The following dbt Python model:

  • reads company names from an upstream dbt model
  • sends them to the Similarity API
  • returns duplicate index pairs joined back to the original strings
import os
import requests
import pandas as pd


def model(dbt, session):
    dbt.config(materialized="table")

    api_key = os.environ["SIMILARITY_API_KEY"]
    api_url = "https://api.similarity-api.com/dedupe"
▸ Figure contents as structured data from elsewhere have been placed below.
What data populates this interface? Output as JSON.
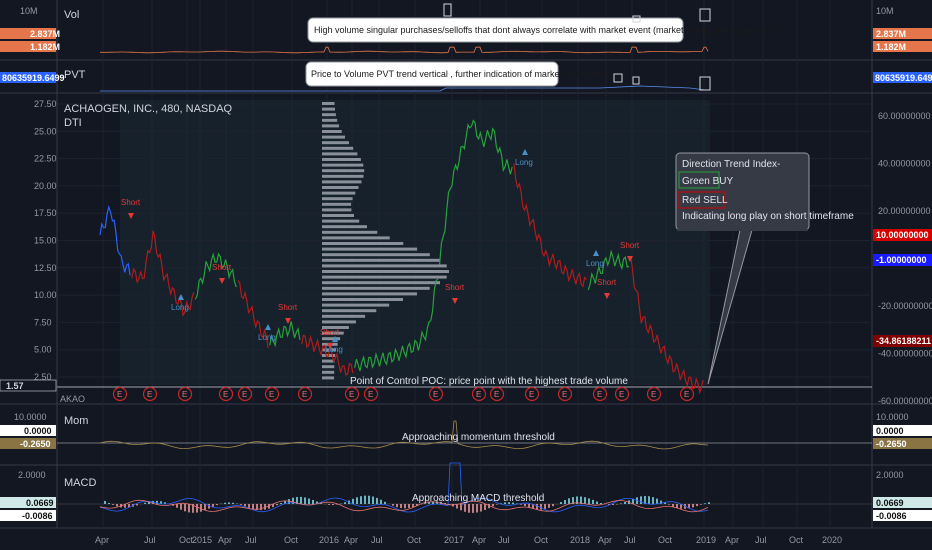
{
  "colors": {
    "bg": "#131722",
    "grid": "#1e2230",
    "buy": "#26a33a",
    "sell": "#b31b1b",
    "blue": "#2962ff",
    "earn": "#c62828",
    "hist": "#9ea3ad",
    "accent_pos": "#2962ff",
    "text": "#b2b5be"
  },
  "panes": {
    "vol": {
      "label": "Vol",
      "ticks": [
        "10M"
      ],
      "right_tags": [
        "2.837M",
        "1.182M"
      ],
      "left_tags": [
        "2.837M",
        "1.182M"
      ],
      "note": "High volume singular purchases/selloffs  that dont always correlate with market event (market manipulation present)"
    },
    "pvt": {
      "label": "PVT",
      "tag": "80635919.6499",
      "note": "Price to Volume PVT trend vertical , further indication of market manipulation"
    },
    "main": {
      "symbol": "ACHAOGEN, INC., 480, NASDAQ",
      "indicator": "DTI",
      "left_ticks": [
        "27.50",
        "25.00",
        "22.50",
        "20.00",
        "17.50",
        "15.00",
        "12.50",
        "10.00",
        "7.50",
        "5.00",
        "2.50"
      ],
      "right_ticks": [
        "60.00000000",
        "40.00000000",
        "20.00000000",
        "-20.00000000",
        "-40.00000000",
        "-60.00000000"
      ],
      "right_tags": [
        "10.00000000",
        "-1.00000000",
        "-34.86188211"
      ],
      "last_price": "1.57",
      "ticker_tag": "AKAO",
      "earnings_letter": "E",
      "poc_note": "Point of Control POC: price point with the highest trade volume",
      "legend": {
        "title": "Direction Trend Index-",
        "buy": "Green BUY",
        "sell": "Red SELL",
        "note": "Indicating long play on short timeframe"
      }
    },
    "mom": {
      "label": "Mom",
      "ticks": [
        "10.0000"
      ],
      "right_tags": [
        "0.0000",
        "-0.2650"
      ],
      "left_tags": [
        "0.0000",
        "-0.2650"
      ],
      "note": "Approaching momentum threshold"
    },
    "macd": {
      "label": "MACD",
      "ticks": [
        "2.0000"
      ],
      "right_tags": [
        "0.0669",
        "-0.0086"
      ],
      "left_tags": [
        "0.0669",
        "-0.0086"
      ],
      "note": "Approaching MACD threshold"
    }
  },
  "x_axis": {
    "labels": [
      "Apr",
      "Jul",
      "Oct",
      "2015",
      "Apr",
      "Jul",
      "Oct",
      "2016",
      "Apr",
      "Jul",
      "Oct",
      "2017",
      "Apr",
      "Jul",
      "Oct",
      "2018",
      "Apr",
      "Jul",
      "Oct",
      "2019",
      "Apr",
      "Jul",
      "Oct",
      "2020"
    ]
  },
  "signals": [
    "Short",
    "Long",
    "Short",
    "Long",
    "Short",
    "Long",
    "Short",
    "Long",
    "Short",
    "Short",
    "Long",
    "Short"
  ],
  "chart_data": {
    "type": "line",
    "title": "ACHAOGEN, INC., 480, NASDAQ",
    "xlabel": "",
    "ylabel": "",
    "ylim": [
      0,
      27.5
    ],
    "x": [
      "2014-04",
      "2014-05",
      "2014-06",
      "2014-07",
      "2014-08",
      "2014-09",
      "2014-10",
      "2014-11",
      "2014-12",
      "2015-01",
      "2015-02",
      "2015-03",
      "2015-04",
      "2015-05",
      "2015-06",
      "2015-07",
      "2015-08",
      "2015-09",
      "2015-10",
      "2015-11",
      "2015-12",
      "2016-01",
      "2016-02",
      "2016-03",
      "2016-04",
      "2016-05",
      "2016-06",
      "2016-07",
      "2016-08",
      "2016-09",
      "2016-10",
      "2016-11",
      "2016-12",
      "2017-01",
      "2017-02",
      "2017-03",
      "2017-04",
      "2017-05",
      "2017-06",
      "2017-07",
      "2017-08",
      "2017-09",
      "2017-10",
      "2017-11",
      "2017-12",
      "2018-01",
      "2018-02",
      "2018-03",
      "2018-04",
      "2018-05",
      "2018-06",
      "2018-07",
      "2018-08",
      "2018-09",
      "2018-10",
      "2018-11",
      "2018-12",
      "2019-01"
    ],
    "series": [
      {
        "name": "",
        "values": [
          15.5,
          18.0,
          13.0,
          12.0,
          11.5,
          15.5,
          12.0,
          10.0,
          8.5,
          10.0,
          12.5,
          13.5,
          12.5,
          11.0,
          9.0,
          7.0,
          5.5,
          6.5,
          7.0,
          6.0,
          5.5,
          5.0,
          4.5,
          3.0,
          3.5,
          3.8,
          4.0,
          4.2,
          4.5,
          5.0,
          5.5,
          7.0,
          13.0,
          20.0,
          23.0,
          26.0,
          24.0,
          25.0,
          22.0,
          21.5,
          18.0,
          16.0,
          13.5,
          13.0,
          12.0,
          11.5,
          11.0,
          12.0,
          13.5,
          13.0,
          13.0,
          8.0,
          6.5,
          5.0,
          3.5,
          2.5,
          1.8,
          1.57
        ]
      }
    ],
    "volume_profile": [
      0.2,
      0.5,
      0.7,
      0.9,
      0.8,
      1.0,
      0.9,
      0.8,
      0.6,
      0.5,
      0.4,
      0.3,
      0.3,
      0.2,
      0.2,
      0.15,
      0.15,
      0.1,
      0.1,
      0.1
    ],
    "dti": {
      "overbought": 10,
      "oversold": -1,
      "last": -34.86188211,
      "ylim": [
        -60,
        60
      ]
    }
  }
}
    source_df = dbt.ref("stg_companies").to_pandas()
    source_df = source_df.reset_index(drop=True)

    strings = (
        source_df["company_name"]
        .dropna()
        .astype(str)
        .tolist()
    )

    print(f"Loaded {len(strings):,} rows from dbt ref('stg_companies')")

    payload = {
        "data": strings,
        "config": {
            "similarity_threshold": 0.65,
            "remove_punctuation": True,
            "to_lowercase": True,
            "use_token_sort": False,
            "output_format": "index_pairs",
        },
    }

    response = requests.post(
        api_url,
        headers={"Authorization": f"Bearer {api_key}"},
        json=payload,
        timeout=3600,
    )
    response.raise_for_status()

    results = response.json().get("response_data", [])
    print(f"Workflow complete: found {len(results):,} duplicate pairs")

    if not results:
        return pd.DataFrame(
            columns=[
                "idx_1",
                "idx_2",
                "score",
                "company_name_1",
                "company_name_2",
            ]
        )

    dedupe_df = pd.DataFrame(results, columns=["idx_1", "idx_2", "score"])

    dedupe_df["company_name_1"] = dedupe_df["idx_1"].map(lambda i: strings[i])
    dedupe_df["company_name_2"] = dedupe_df["idx_2"].map(lambda i: strings[i])

    return dedupe_df

A minimal dbt_project.yml setup would expose SIMILARITY_API_KEY to the runtime environment, and the resulting table can then feed review models, merge workflows, or downstream entity clustering.

The honest "under 10‑minute" claim

Here is how the timing works in practice:

  • ~7 minutes: benchmarked processing time for a 1M‑row dataset in Similarity API. This varies with string length and duplicate density.
  • ~2 minutes: drop the model into your dbt project, set the API key, and run it

No blocking strategy design. No distributed compute tuning. No regex cleanup scripts.

From prototype to production

The advantage of dbt is that this does not have to stay a one‑off experiment.

Once the model works, you can schedule it as part of your normal transformation workflow and build downstream logic on top of the output table:

  • review likely duplicate pairs
  • cluster entities before enrichment
  • feed survivorship / merge logic
  • monitor duplicate volume over time

Because the interface is standard HTTP, the matching engine becomes a reusable data‑quality component inside the same dbt workflow your team already maintains.

Final word

At large scale, fuzzy matching stops being a string‑similarity problem and becomes an infrastructure problem.

Similarity API is built for teams that prefer to spend engineering time on analytics and product logic — not on maintaining custom deduplication pipelines.

Instead of weeks of pipeline work, you can run one dbt model and move straight to reviewing and acting on clean data.

Stop building matching infrastructure. Start acting on clean entities.